五十一 姉妹校交流会(一)

 一月十四日。

 彩芽は制服を着て、迎えを待っていた。あの後、蘭が会場まで彩芽を乗せていくと申し出てきたのだ。彩芽の両親も快諾したため、彼女はこうして北大路家の車を待っているのだ。

 カバンからコンパクトミラーを取り出し、最後にもう一度身だしなみを確認する。

 制服にゴミはついていないか。リボンは曲がっていないか。

(よし、大丈夫そう)

 ミラーをカバンにしまっていると、小さなブレーキ音が聞こえた。

 顔を上げると、そこには北大路家の車が停まっていた。

 運転席から霧島きりしまが降りてくる。

「おはようございます、彩芽様。お待たせして申し訳ございません。お嬢様からお話は伺っております。どうぞ、お乗りください」

 そう言い、いつものようにドアを開けてくれる。

 乗り込むと、そこには蘭がいた。

「おはよう、蘭ちゃん。乗せてくれてありがとう」

「気にしないで。霧島、出してちょうだい」

 蘭が運転席に呼びかけると、車はゆっくりと動き出した。


 三十分ほどたった頃、車はホテルに入った。

 高層ビルが立ち並ぶ通りに、それはあった。

 会場は、ホテル・プラチナム東京。彩芽が住んでいるところからは離れたところにある高級ホテルだった。もちろん、彩芽は泊まったどころか、足を踏み入れたことすらない。

「到着いたしました」

 霧島がドアを開ける。二人は順に降りた。

「わぁ⋯⋯!」

 ただ見上げただけでは全体が見えないほど、大きなホテルだった。

「彩芽、行くわよ」

「う、うん」

 彩芽は気後れしつつも、蘭に手を引かれて歩いていく。

「すごいホテルだなぁ⋯⋯蘭ちゃんは、ここ来たことある?」

「えぇ、何度か。サービスが行き届いていて、いいホテルよ」

「そうなんだ⋯⋯」

 招待状によると、会場は、最上階のバンケットホール「スフェール」だった。

 後ろの壁がガラス張りになっているエレベーターに乗り込み、最上階を目指す。

 一階ではほぼ満員だったエレベーターが、上へ行くごとに空いていく。最上階に着く頃には、彩芽と蘭の二人だけになっていた。

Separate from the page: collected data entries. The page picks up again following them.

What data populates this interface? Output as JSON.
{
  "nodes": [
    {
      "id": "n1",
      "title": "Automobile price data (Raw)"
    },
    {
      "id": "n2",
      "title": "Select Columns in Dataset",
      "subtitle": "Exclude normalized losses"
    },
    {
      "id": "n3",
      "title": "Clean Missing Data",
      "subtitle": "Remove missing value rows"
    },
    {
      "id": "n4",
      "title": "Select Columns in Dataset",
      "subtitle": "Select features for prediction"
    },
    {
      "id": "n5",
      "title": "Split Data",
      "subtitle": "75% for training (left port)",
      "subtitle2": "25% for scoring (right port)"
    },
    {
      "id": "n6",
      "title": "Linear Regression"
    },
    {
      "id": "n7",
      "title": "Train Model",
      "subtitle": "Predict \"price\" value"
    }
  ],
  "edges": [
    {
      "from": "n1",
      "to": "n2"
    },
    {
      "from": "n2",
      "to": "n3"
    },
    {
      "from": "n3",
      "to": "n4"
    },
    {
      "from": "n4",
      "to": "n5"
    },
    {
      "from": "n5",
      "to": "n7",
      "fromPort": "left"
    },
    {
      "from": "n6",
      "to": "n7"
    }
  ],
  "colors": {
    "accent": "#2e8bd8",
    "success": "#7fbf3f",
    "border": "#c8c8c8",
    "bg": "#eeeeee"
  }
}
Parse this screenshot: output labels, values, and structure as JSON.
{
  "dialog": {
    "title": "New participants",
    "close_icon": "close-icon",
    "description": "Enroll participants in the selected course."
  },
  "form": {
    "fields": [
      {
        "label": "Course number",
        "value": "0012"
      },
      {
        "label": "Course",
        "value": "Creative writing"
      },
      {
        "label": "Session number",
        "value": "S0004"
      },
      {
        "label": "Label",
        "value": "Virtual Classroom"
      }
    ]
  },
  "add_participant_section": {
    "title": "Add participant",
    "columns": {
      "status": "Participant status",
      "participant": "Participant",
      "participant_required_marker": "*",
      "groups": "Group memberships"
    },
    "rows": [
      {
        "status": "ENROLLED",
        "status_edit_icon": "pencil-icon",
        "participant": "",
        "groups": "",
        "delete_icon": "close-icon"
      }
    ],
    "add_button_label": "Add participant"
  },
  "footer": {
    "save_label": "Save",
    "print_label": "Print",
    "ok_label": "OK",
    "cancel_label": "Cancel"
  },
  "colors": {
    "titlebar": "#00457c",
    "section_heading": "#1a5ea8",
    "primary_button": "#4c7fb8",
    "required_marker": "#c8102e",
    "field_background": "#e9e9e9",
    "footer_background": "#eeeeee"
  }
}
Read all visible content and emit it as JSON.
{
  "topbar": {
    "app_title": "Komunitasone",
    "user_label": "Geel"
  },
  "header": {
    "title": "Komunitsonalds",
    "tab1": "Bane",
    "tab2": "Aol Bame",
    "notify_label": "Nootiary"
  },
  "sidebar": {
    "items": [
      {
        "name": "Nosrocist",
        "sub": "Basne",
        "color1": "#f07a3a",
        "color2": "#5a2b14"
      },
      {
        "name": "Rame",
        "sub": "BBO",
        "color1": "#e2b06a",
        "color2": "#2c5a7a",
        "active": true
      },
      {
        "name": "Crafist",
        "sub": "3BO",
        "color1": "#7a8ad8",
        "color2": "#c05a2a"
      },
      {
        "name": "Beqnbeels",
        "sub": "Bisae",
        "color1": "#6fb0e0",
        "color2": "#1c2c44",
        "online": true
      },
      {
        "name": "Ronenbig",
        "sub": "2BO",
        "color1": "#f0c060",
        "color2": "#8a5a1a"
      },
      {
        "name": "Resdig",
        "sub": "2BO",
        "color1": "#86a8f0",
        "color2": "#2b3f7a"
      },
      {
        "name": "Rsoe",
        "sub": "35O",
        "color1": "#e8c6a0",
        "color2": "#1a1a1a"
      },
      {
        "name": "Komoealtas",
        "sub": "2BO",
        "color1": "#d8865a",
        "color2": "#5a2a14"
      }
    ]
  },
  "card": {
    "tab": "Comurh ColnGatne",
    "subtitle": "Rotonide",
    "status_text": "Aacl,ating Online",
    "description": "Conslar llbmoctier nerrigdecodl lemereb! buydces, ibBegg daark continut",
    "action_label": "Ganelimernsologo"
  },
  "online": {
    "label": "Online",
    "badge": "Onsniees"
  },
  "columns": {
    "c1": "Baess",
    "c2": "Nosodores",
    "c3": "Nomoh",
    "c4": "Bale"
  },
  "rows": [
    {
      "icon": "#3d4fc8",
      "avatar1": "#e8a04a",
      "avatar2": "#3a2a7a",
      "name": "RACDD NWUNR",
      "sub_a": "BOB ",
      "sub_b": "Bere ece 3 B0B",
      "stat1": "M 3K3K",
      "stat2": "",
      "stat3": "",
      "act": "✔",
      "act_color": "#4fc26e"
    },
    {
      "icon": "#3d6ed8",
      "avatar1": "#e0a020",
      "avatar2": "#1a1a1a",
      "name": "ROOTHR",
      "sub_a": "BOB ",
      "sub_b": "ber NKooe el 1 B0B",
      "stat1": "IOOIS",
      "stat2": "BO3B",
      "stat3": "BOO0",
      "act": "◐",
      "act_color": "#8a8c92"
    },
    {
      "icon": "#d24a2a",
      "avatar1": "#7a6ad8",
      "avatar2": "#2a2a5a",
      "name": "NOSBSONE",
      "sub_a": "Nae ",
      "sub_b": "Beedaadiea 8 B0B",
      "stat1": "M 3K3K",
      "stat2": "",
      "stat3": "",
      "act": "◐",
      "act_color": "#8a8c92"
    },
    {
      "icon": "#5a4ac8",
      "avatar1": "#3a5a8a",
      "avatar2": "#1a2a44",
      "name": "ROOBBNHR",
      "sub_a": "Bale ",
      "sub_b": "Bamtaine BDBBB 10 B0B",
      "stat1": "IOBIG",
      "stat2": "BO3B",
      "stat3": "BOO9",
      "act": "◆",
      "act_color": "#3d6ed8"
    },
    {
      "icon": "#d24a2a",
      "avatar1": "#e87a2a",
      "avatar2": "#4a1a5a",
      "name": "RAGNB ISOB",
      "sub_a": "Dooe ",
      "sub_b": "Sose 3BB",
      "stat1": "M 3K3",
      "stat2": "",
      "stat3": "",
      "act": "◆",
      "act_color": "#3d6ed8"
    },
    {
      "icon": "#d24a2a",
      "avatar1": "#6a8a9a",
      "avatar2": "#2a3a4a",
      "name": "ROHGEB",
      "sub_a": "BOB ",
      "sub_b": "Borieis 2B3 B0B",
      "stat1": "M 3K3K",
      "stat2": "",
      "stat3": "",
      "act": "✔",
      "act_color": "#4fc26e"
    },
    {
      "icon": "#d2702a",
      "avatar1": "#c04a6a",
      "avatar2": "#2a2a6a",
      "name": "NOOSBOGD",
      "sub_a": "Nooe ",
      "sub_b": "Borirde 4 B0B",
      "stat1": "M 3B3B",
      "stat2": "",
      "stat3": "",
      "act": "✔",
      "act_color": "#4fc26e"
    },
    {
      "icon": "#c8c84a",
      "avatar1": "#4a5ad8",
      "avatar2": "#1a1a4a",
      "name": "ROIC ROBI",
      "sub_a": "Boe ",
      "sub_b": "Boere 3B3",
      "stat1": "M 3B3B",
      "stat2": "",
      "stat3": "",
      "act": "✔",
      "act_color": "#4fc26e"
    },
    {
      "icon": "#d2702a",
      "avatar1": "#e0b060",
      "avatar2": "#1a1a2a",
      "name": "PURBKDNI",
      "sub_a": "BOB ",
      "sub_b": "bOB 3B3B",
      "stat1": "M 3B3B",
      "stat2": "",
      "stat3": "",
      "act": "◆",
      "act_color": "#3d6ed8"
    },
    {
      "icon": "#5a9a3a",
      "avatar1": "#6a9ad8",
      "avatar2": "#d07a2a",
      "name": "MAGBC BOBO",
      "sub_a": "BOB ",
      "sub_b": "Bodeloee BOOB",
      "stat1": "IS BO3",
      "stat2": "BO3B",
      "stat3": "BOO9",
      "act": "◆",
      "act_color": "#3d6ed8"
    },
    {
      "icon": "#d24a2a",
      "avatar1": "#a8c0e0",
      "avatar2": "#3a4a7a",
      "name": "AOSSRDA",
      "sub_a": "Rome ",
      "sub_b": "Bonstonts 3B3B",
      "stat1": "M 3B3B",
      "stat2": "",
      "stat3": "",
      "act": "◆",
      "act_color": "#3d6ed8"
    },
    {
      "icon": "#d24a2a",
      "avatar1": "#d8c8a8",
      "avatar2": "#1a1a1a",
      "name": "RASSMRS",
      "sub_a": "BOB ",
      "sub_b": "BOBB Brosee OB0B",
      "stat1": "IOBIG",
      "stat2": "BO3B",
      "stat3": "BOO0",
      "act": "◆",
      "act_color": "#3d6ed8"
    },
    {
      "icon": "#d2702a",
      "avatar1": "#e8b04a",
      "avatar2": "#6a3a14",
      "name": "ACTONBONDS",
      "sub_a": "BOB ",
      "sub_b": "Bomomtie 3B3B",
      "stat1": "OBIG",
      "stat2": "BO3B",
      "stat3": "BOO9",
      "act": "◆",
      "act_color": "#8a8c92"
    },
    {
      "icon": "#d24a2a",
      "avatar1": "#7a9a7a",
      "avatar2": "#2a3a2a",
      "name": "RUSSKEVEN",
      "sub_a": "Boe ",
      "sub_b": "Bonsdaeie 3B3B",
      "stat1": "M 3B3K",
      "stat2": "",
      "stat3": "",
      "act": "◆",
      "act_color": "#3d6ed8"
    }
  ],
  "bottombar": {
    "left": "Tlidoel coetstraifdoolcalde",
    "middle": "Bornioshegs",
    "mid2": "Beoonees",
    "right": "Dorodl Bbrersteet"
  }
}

 チーン、と音が鳴り、扉が開く。バンケットホールの前には長机があり、「受付」と書かれた紙が下がっていた。

 前にいた生徒にならい、彩芽も招待状を差し出す。

 受付係は招待状を確認すると、手元のリストに印をつける。そして、「ありがとうございます。中へどうぞ」招待状を返し、微笑んで二人を案内した。

「うわぁ⋯⋯!」

 会場に入ると、まるでお城の舞踏会のような空間が広がっていた。

 今日は立食パーティをするらしく、テーブルの上には料理が所狭しと並べられているところだった。